Expected value of drawing three cards with replacement

Question

You have a standard deck of cards. Each card is worth its face value (A=$1$, K=$13$).

What is the expected value (EV) of drawing three cards with replacement (cards are placed back into the deck after each being drawn)?

Here is my attempt:

The expected value of an event is the average of the values of each outcome.

In this case, the outcome is drawing a card and the value of the outcome is the value of the card. Since the cards are replaced, each outcome has the same probability. The probability of drawing a card with value $x$ is 1/13​.

Therefore, the expected value of drawing one card with replacement is:

$E = \frac{1}{13}(1 + 2 + 3 + ... + 13) = 7$

To find the expected value (EV) of drawing three cards with replacement, can I just multiply by $3$?

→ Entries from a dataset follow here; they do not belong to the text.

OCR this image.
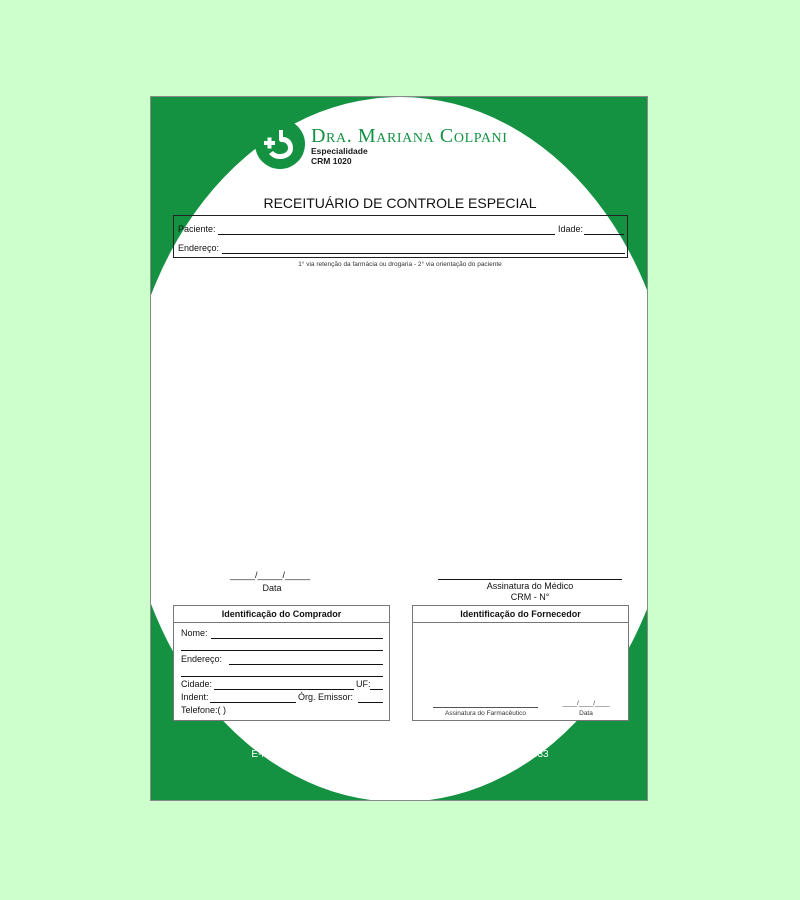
Dra. Mariana Colpani
Especialidade
CRM 1020
RECEITUÁRIO DE CONTROLE ESPECIAL
Paciente:	Idade:
Endereço:
1° via retenção da farmácia ou drogaria - 2° via orientação do paciente
_____/_____/_____
Data	Assinatura do Médico
CRM - N°
Identificação do Comprador
Nome:
Endereço:
Cidade:	UF:
Indent:	Órg. Emissor:
Telefone:( )
Identificação do Fornecedor
Assinatura do Farmacêutico
____/____/____
Data
Rua Dr. Abcd, 1234 -Centro - São Paulo SP - 00001-234
E-mail: marianacolpani@abcdef.com.br / Telefone (11) 22222-3333
www.abcdef.com.br
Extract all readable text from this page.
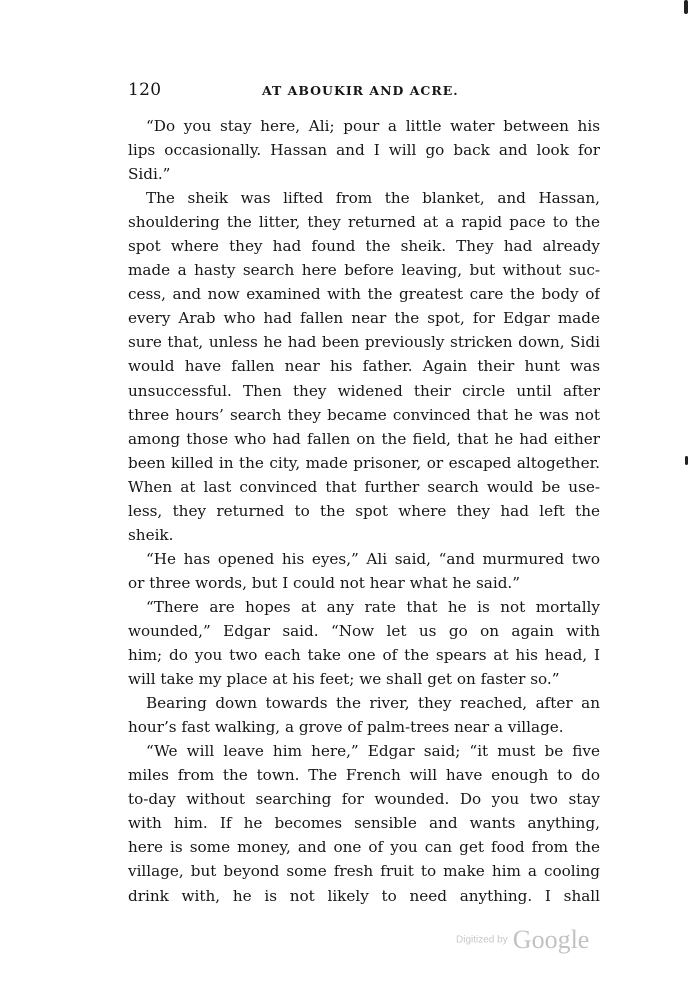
120	AT ABOUKIR AND ACRE.
“Do you stay here, Ali; pour a little water between his
lips occasionally. Hassan and I will go back and look for
Sidi.”
The sheik was lifted from the blanket, and Hassan,
shouldering the litter, they returned at a rapid pace to the
spot where they had found the sheik. They had already
made a hasty search here before leaving, but without suc-
cess, and now examined with the greatest care the body of
every Arab who had fallen near the spot, for Edgar made
sure that, unless he had been previously stricken down, Sidi
would have fallen near his father. Again their hunt was
unsuccessful. Then they widened their circle until after
three hours’ search they became convinced that he was not
among those who had fallen on the field, that he had either
been killed in the city, made prisoner, or escaped altogether.
When at last convinced that further search would be use-
less, they returned to the spot where they had left the
sheik.
“He has opened his eyes,” Ali said, “and murmured two
or three words, but I could not hear what he said.”
“There are hopes at any rate that he is not mortally
wounded,” Edgar said. “Now let us go on again with
him; do you two each take one of the spears at his head, I
will take my place at his feet; we shall get on faster so.”
Bearing down towards the river, they reached, after an
hour’s fast walking, a grove of palm-trees near a village.
“We will leave him here,” Edgar said; “it must be five
miles from the town. The French will have enough to do
to-day without searching for wounded. Do you two stay
with him. If he becomes sensible and wants anything,
here is some money, and one of you can get food from the
village, but beyond some fresh fruit to make him a cooling
drink with, he is not likely to need anything. I shall
Digitized by Google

so $EV(3 cards) = 7 * 3 = 21$

Answer 1

Yes , you can. One way to see this is let $Χ_1,Χ_2,Χ_3$ be the random variable that is the outcome of the $i$ draw.

Clearly in your case if $X$ is the total outcome:

$$ X = X_1+X_2+X_3 $$

and thus:

$$ \mathbb{E}[X] = \mathbb{E}[X_1]+\mathbb{E}[X_2]+\mathbb{E}[X_3] = 3 \cdot 7 = 21 $$

in a more intuition based manner, you do a random experiment 3 times, with the same conditions, so it is only natural that the total EV is just the sum of the EV's of each event and as you have the same conditions these must all be the same (This is where the replacement comes in, if you did not do the replacement you cannot do this) .